Topography calibrated from color scale

Newbie question, so I apologize in advance if this is already well known. I have a topographic surface as an RGB image in which elevation has been defined by a “rainbow” color scale that I wish to convert to XYZ values. The method in ImageJ is obvious enough when the color image converts using a standard method to a grayscale with linear monotonic increase with elevation. In my current case, however, the color scale defining topography changes from dark red to lighter yellow to darker green to lighter blue to dark blue, which makes the standard grayscale image rather unusable. In photoshop I have masked the different colors and changed each color to a specified greyscale range before recombining the layers (and I am sure this would be easy to do in ImageJ also), but, my question, is there a way to automate this for a general case with ImageJ? That is, to use (calibrate) the color scale bar to define a grayscale image without first hand editing the color ranges.

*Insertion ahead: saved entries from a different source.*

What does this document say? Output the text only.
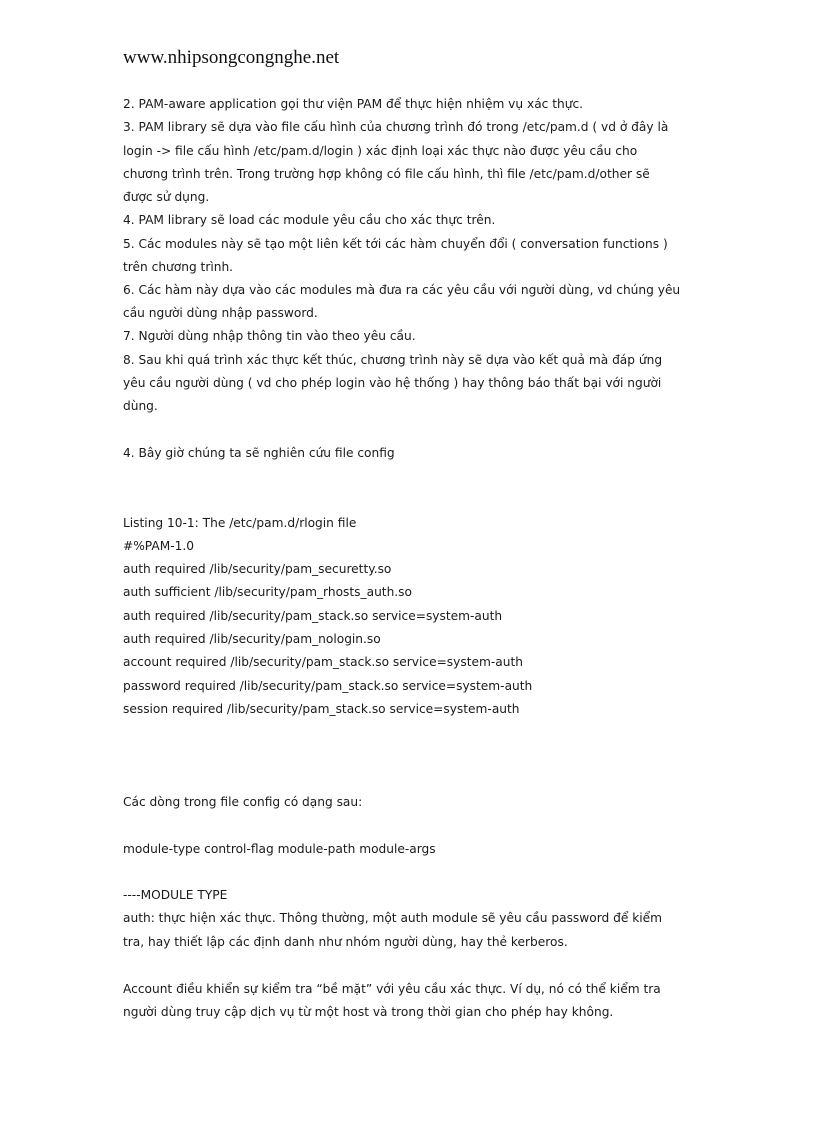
www.nhipsongcongnghe.net
2. PAM-aware application gọi thư viện PAM để thực hiện nhiệm vụ xác thực.
3. PAM library sẽ dựa vào file cấu hình của chương trình đó trong /etc/pam.d ( vd ở đây là
login -> file cấu hình /etc/pam.d/login ) xác định loại xác thực nào được yêu cầu cho
chương trình trên. Trong trường hợp không có file cấu hình, thì file /etc/pam.d/other sẽ
được sử dụng.
4. PAM library sẽ load các module yêu cầu cho xác thực trên.
5. Các modules này sẽ tạo một liên kết tới các hàm chuyển đổi ( conversation functions )
trên chương trình.
6. Các hàm này dựa vào các modules mà đưa ra các yêu cầu với người dùng, vd chúng yêu
cầu người dùng nhập password.
7. Người dùng nhập thông tin vào theo yêu cầu.
8. Sau khi quá trình xác thực kết thúc, chương trình này sẽ dựa vào kết quả mà đáp ứng
yêu cầu người dùng ( vd cho phép login vào hệ thống ) hay thông báo thất bại với người
dùng.
4. Bây giờ chúng ta sẽ nghiên cứu file config
Listing 10-1: The /etc/pam.d/rlogin file
#%PAM-1.0
auth required /lib/security/pam_securetty.so
auth sufficient /lib/security/pam_rhosts_auth.so
auth required /lib/security/pam_stack.so service=system-auth
auth required /lib/security/pam_nologin.so
account required /lib/security/pam_stack.so service=system-auth
password required /lib/security/pam_stack.so service=system-auth
session required /lib/security/pam_stack.so service=system-auth
Các dòng trong file config có dạng sau:
module-type control-flag module-path module-args
----MODULE TYPE
auth: thực hiện xác thực. Thông thường, một auth module sẽ yêu cầu password để kiểm
tra, hay thiết lập các định danh như nhóm người dùng, hay thẻ kerberos.
Account điều khiển sự kiểm tra “bề mặt” với yêu cầu xác thực. Ví dụ, nó có thể kiểm tra
người dùng truy cập dịch vụ từ một host và trong thời gian cho phép hay không.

Still do not know the answer, but Color Inspector 3D did provide me with some insights into my question. I now see there are really three problems: 1) filtering the noise, 2) deciding cutoff criteria between reference to the RGB layers, and 3) defining new grayscale values defined by distance around RGB space. Am I making this more complicated than it needs to be? Are there already methods available to do this?

It appears that the “rainbow” lookup table in your original image looks pretty linear in it’s hue channel. Thus you can simply recover a linear grayscale image reflecting elevation by converting your image to HSB and extracting the hue channel.

run(“HSB Stack”);
run(“Duplicate…”, “title=elevation”);


Thanks Jerome! I spent my afternoon reading about segmentation in general (I have a lot to learn!). Yours is a nice example of looking for obvious separating factors first before thinking about something more complicated. What you show is all that I need for the question at hand. cheers!